I hear that you and your band have sold your chamberlin and bought a synthesizer.
I hear that you and your band have sold your synthesizer and bought a chamberlin.
I hear everybody that you know is more relevant than everybody that I know.
But have you seen my records?
Black Pus,
Groovy Waters,
Unwound,
One Last Wish,
Deepchord,
Crime,
Ituana,
Buzzcocks,
Peter & Gordon,
Nick Cave & The Bad Seeds,
Lee Hazlewood,
Bobby Sherman,
Kool G Rap & DJ Polo,
Black Moon,
A Certain Ratio,
David Bowie,
Ken Boothe,
DeepChord presents Echospace,
Ultravox,
UT,
The Golliwogs,
Funkadelic,
Altered Images,
Joy Division,
Index,
Reagan Youth,
Marshall Jefferson,
Ohio Players,
Grandmaster Flash,
Procol Harum,
Teenage Jesus and the Jerks,
Massinfluence,
Hardrive,
Marc Almond,
Delon & Dalcan,
The Chocolate Watch Band,
Mandrill,
Spandau Ballet,
Royal Trux,
Todd Terry,
Essential Logic,
Shuggie Otis,
Roxy Music,
The Gories,
Icehouse,
Underground Resistance,
Isaac Hayes,
These Immortal Souls,
Blake Baxter,
Skriet,
Wally Richardson,
Cymande,
The Standells,
The Moleskins,
Sad Lovers and Giants,
Bronski Beat,
The Index,
Silicon Teens,
Delta 5,
Bill Near,
Marine Girls,
Lafayette Afro Rock Band,
Liliput,
Soft Cell, Soft Cell, Soft Cell, Soft Cell.

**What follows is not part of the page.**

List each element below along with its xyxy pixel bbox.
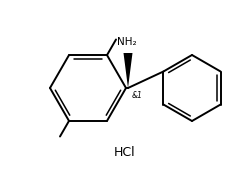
Polygon shape xyxy=(123,53,132,88)
Text: NH₂: NH₂ xyxy=(117,37,136,47)
Text: HCl: HCl xyxy=(114,147,135,160)
Text: &1: &1 xyxy=(132,91,142,100)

You don't know what you really want.
You don't know what you really want.
You don't know what you really want.
You don't know what you really want.
You don't know what you really want.
You don't know what you really want.
You don't know what you really want.
You don't know what you really want.
You don't know what you really want.
You don't know what you really want.
You don't know what you really want.
You don't know what you really want.
You don't know what you really want.
You don't know what you really want.
You don't know what you really want.